British librarian (1935–2025)

David George Vaisey, CBE (15 March 1935 – 8 January 2025) was a British librarian who was Bodley's Librarian (head of the Bodleian Library at the University of Oxford) from 1986 until 1996.

==Biography==
Vaisey was educated at Rendcomb College in Gloucestershire and at Exeter College, Oxford, where he studied Modern History, graduating in 1959, followed by qualification as an archivist at the Bodleian Library in 1960. While performing his National Service he was commissioned as a second lieutenant in the Gloucestershire Regiment on 23 April 1955, and transferred to the Territorial Army on 21 September 1956, and was promoted to acting lieutenant on 28 December 1956. His Who's Who entry states also he served with the King's African Rifles.

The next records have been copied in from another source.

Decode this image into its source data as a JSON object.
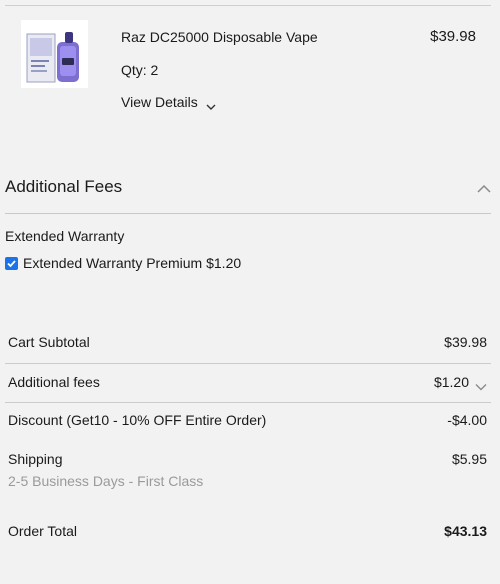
{
  "product": {
    "name": "Raz DC25000 Disposable Vape",
    "price": "$39.98",
    "qty": "Qty: 2",
    "view_details": "View Details",
    "image_icon": "vape-product-image"
  },
  "additional_fees": {
    "heading": "Additional Fees",
    "warranty_title": "Extended Warranty",
    "warranty_option": "Extended Warranty Premium $1.20",
    "warranty_checked": true
  },
  "summary": {
    "subtotal_label": "Cart Subtotal",
    "subtotal_value": "$39.98",
    "fees_label": "Additional fees",
    "fees_value": "$1.20",
    "discount_label": "Discount (Get10 - 10% OFF Entire Order)",
    "discount_value": "-$4.00",
    "shipping_label": "Shipping",
    "shipping_value": "$5.95",
    "shipping_method": "2-5 Business Days - First Class",
    "total_label": "Order Total",
    "total_value": "$43.13"
  },
  "colors": {
    "background": "#f2f2f2",
    "checkbox": "#1a73e8",
    "muted_text": "#9a9a9a"
  }
}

After working as assistant archivist for Staffordshire County Council between 1960 and 1963, he joined the Bodleian Library in Oxford in 1963, initially as Assistant Librarian before becoming Senior Assistant Librarian, then Keeper of Western Manuscripts at the Bodleian in 1975; he also became a Fellow of Exeter College in 1975. He was, in addition, Deputy Keeper of the Oxford University Archives between 1966 and 1975. He was appointed Bodley's Librarian in 1986, succeeding John Jolliffe who had died in the previous year. He retired from the Bodleian in 1996, with the title of Bodley's Librarian Emeritus, and was appointed a Commander of the Order of the British Empire (CBE) in the Queen's Birthday Honours. Between 1995 and 2000, he was Keeper of the Archives of the university.

Other positions that he has held include a visiting professorship in Library Studies at the University of California Los Angeles (1985), membership of the Royal Commission on Historical Manuscripts (1986 to 1998), and President of the Society of Archivists from 1999 to 2002. He was made an Honorary Fellow of Kellogg College, Oxford in 1996, and was a Fellow of the Society of Antiquaries and the Royal Historical Society. A historian with a particular interest in the use of local source materials, his publications include Staffordshire and The Great Rebellion (1964, jointly), Victorian and Edwardian Oxford from old photographs (1971, jointly), The Diary of Thomas Turner 1754–65 (1984) and various journal articles. Vaisey died on 8 January 2025, at the age of 89.